Any feedback on this is welcome.
Operations from base/Data.List
Involving two layers of containers, we need to decide on how to represent layers (Foldable/MonoFoldable/Streams) in general before attempting these:
Generating layers:
- [ ] subsequences
- [ ] permutations
- [ ] inits
- [ ] tails
Splitting:
- [ ] splitAt
- [ ] span
- [ ] break
- [ ] partition
Grouping:
- [ ] group
- [ ] groupBy
- [ ] groupWith from GHC.Exts
Transformation with layers:
- [ ] intercalate
- [ ] transpose
Eliminating layers:
- [ ] concat
- [ ] concatMap
Special case of Strings:
- [ ] lines
- [ ] words
- [ ] unlines
- [ ] unwords
Unzipping
- [ ] unzip
I am tending towards using streams of streams just like list concat is list of lists. Is streams of Foldable also required/useful if we have streams of streams?
To represent the nested streams in a streaming fashion we can use the FreeT transformation approach taken by pipes/pipes-bytestring.

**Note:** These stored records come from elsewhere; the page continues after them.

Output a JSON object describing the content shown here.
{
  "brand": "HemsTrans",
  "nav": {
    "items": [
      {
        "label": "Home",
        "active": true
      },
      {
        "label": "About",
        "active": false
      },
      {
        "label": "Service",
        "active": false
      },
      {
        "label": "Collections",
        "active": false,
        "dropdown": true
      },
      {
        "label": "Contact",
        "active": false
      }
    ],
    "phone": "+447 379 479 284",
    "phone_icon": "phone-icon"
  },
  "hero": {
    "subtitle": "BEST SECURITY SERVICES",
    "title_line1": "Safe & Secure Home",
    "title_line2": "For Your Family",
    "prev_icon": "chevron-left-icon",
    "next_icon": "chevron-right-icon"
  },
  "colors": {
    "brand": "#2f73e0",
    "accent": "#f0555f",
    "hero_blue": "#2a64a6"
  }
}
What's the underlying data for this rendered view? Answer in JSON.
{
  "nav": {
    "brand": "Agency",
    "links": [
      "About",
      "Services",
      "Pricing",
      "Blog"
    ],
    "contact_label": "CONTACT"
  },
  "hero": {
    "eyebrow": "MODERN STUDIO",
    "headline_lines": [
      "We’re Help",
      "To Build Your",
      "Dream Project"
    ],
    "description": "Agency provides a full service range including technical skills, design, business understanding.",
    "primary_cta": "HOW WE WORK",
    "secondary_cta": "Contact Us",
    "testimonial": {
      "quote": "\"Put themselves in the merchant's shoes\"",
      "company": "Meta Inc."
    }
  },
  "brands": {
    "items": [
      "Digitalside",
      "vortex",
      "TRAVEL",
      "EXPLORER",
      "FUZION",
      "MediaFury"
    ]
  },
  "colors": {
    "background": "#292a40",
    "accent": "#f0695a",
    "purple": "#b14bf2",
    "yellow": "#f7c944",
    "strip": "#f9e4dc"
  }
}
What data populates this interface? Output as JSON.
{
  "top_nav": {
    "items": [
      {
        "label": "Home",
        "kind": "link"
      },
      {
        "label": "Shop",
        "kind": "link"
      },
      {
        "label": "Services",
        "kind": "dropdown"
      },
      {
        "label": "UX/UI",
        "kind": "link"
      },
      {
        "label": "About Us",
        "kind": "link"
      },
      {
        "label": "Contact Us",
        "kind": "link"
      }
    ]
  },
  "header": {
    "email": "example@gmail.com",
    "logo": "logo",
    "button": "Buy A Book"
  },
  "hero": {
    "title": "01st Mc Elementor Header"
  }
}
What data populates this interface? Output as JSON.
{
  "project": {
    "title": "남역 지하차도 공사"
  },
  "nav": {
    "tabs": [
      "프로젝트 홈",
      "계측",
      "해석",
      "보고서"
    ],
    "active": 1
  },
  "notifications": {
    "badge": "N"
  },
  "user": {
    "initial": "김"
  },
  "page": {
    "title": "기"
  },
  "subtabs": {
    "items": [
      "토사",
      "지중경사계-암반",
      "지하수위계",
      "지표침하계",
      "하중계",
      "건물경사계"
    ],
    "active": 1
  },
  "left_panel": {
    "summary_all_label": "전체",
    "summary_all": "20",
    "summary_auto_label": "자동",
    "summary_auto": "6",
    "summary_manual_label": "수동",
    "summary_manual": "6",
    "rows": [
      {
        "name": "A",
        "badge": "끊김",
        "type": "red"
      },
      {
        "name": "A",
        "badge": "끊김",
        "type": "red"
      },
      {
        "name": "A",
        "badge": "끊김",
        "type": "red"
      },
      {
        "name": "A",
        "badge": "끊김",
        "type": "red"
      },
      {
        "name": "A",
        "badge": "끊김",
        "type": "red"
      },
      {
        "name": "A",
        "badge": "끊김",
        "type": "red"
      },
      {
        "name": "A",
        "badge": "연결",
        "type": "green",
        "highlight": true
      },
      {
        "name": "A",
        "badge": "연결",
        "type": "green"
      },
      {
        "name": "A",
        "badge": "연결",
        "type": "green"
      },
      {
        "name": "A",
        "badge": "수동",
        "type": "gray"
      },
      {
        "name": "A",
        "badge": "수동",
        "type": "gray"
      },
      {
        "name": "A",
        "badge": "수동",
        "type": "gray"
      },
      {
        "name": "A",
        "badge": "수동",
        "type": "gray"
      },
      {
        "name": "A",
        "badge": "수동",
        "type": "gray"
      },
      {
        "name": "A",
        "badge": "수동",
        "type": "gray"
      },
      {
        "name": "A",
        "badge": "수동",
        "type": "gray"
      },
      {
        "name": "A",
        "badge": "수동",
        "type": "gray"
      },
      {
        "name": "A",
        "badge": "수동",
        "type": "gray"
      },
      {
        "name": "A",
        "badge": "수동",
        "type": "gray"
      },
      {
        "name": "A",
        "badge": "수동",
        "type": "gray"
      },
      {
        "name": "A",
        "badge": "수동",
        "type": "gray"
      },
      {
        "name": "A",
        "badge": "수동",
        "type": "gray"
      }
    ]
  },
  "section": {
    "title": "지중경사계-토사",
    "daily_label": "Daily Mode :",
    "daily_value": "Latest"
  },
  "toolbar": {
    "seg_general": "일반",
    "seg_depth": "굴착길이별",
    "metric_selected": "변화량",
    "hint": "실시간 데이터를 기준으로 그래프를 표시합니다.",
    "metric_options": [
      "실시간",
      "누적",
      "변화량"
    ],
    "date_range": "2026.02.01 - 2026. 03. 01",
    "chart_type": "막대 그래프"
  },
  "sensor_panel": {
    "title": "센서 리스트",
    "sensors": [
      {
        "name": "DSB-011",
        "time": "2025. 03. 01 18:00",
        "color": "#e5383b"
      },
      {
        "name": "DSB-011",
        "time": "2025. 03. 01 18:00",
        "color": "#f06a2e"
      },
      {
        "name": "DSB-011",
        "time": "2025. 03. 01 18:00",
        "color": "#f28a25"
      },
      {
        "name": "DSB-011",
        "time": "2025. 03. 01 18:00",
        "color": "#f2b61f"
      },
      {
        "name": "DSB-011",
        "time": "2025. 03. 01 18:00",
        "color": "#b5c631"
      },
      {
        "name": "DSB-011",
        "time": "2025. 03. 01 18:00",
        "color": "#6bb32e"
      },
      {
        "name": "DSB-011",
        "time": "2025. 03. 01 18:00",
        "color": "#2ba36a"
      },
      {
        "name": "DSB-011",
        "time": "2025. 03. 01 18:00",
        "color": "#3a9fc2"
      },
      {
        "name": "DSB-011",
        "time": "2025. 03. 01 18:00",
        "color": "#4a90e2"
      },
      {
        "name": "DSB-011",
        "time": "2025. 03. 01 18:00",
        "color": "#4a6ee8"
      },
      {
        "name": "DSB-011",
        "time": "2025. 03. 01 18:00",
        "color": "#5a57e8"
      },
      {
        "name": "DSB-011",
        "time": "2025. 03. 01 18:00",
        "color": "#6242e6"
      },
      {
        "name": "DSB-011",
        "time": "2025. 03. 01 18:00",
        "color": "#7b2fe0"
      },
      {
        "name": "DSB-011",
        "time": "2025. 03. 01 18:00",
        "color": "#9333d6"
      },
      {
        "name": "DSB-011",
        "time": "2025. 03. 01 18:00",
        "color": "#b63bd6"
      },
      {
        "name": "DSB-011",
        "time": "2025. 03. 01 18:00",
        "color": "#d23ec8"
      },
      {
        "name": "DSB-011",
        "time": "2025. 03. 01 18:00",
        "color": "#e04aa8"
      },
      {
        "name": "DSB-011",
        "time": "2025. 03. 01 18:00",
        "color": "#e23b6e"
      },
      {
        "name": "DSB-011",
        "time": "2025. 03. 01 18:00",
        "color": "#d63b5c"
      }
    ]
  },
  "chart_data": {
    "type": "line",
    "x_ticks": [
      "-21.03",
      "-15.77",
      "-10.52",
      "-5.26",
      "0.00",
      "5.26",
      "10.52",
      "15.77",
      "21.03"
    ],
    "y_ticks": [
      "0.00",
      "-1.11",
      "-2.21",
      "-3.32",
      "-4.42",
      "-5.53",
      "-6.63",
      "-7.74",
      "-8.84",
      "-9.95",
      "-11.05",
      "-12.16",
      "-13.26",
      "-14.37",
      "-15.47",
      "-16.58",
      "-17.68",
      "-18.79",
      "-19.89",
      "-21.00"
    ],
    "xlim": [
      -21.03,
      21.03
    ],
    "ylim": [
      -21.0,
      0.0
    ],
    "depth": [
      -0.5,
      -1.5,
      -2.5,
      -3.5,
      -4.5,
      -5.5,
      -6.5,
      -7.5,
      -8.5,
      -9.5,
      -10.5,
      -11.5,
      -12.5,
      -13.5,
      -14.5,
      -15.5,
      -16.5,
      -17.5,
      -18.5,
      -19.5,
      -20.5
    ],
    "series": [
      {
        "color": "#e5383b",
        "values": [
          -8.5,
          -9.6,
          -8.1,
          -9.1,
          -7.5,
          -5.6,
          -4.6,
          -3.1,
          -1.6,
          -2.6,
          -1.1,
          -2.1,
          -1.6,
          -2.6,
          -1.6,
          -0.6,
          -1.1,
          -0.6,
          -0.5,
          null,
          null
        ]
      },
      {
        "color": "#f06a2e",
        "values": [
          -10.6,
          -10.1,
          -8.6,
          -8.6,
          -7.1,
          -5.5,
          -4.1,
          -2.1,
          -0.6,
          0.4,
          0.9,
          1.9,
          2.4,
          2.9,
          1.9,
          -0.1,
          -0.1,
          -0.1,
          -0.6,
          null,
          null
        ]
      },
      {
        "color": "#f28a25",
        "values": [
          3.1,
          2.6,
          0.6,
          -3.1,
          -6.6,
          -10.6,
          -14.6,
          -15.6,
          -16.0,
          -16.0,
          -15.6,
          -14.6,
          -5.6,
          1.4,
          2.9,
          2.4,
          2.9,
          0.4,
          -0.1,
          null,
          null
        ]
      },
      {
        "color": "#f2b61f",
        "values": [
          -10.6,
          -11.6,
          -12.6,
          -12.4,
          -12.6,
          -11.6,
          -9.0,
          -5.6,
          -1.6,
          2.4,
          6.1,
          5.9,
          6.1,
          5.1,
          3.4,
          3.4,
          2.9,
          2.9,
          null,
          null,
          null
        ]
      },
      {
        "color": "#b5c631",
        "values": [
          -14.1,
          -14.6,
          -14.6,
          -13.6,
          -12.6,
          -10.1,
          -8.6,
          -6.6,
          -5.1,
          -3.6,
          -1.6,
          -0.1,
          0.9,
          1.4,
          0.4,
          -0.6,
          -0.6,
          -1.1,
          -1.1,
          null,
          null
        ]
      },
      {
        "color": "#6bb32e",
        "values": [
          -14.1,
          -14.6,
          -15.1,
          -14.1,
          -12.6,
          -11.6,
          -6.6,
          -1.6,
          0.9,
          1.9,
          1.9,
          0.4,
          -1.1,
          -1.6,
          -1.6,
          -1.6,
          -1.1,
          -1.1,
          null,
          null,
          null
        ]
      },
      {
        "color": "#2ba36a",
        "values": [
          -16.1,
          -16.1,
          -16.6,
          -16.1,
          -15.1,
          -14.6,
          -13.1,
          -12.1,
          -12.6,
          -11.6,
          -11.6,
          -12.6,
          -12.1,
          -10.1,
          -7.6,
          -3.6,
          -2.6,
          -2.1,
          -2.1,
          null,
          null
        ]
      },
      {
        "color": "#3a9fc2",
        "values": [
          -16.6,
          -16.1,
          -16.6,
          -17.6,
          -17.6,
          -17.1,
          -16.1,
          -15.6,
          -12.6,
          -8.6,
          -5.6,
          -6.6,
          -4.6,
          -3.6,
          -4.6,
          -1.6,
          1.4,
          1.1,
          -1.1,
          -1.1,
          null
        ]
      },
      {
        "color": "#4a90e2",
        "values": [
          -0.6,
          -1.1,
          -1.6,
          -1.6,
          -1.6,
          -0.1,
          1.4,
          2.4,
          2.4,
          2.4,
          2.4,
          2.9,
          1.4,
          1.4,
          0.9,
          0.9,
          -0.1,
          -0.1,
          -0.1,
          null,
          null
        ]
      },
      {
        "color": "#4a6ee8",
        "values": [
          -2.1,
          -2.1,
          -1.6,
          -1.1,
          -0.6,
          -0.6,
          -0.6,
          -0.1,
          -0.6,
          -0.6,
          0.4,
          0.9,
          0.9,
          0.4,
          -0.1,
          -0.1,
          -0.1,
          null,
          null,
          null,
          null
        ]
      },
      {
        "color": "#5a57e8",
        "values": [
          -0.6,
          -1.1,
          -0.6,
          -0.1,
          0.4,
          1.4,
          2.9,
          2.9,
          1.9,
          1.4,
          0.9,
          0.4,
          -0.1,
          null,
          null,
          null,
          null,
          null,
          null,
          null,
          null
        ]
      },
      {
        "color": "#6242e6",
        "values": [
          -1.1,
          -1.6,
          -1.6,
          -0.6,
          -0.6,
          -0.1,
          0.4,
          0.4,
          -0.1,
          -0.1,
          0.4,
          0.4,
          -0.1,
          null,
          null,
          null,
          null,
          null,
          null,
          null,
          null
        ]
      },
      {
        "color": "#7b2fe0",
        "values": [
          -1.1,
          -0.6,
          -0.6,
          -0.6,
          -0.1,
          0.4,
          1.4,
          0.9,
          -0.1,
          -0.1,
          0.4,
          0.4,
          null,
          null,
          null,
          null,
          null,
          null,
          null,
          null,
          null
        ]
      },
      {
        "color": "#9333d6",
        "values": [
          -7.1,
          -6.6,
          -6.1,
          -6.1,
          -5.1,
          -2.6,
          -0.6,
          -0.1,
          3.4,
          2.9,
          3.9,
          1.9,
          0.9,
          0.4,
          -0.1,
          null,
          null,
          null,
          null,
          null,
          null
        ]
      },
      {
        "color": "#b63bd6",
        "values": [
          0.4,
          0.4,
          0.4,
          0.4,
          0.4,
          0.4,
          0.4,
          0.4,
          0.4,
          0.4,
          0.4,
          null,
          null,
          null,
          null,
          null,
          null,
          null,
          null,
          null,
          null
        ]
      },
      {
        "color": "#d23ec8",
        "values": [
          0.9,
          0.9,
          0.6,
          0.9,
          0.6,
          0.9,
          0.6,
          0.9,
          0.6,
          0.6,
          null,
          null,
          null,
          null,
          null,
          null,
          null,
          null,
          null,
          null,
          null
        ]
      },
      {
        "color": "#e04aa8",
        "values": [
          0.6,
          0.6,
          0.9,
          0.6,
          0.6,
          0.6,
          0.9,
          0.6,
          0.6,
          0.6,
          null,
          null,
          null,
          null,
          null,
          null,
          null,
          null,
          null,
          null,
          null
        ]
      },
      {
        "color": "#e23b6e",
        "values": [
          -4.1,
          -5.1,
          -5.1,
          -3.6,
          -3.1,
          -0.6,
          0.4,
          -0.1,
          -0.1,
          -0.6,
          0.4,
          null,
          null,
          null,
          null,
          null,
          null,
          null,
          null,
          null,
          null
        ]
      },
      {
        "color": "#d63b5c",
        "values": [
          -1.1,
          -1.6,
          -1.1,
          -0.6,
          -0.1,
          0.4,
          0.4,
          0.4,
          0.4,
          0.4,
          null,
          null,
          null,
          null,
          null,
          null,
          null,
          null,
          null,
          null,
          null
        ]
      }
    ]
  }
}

FreeT transformations are a bit heavyweight tool, but they provide the streaming guarantee. However for regular day to day cases where the substreams are not too big and therefore accumulating is not a problem we can also provide the simpler buffering versions of these APIs. When nested streaming is really needed the FreeT versions of the APIs can be used instead.
Another way to do this might be to use another stream type with a monad instance that handles nesting of streams. The monad instance would peel a layer of streams and return the result for the next layer and so on. This will be more like how the "streaming" package monad instance works. Not sure whether this can fit elegantly with the whole model and other types.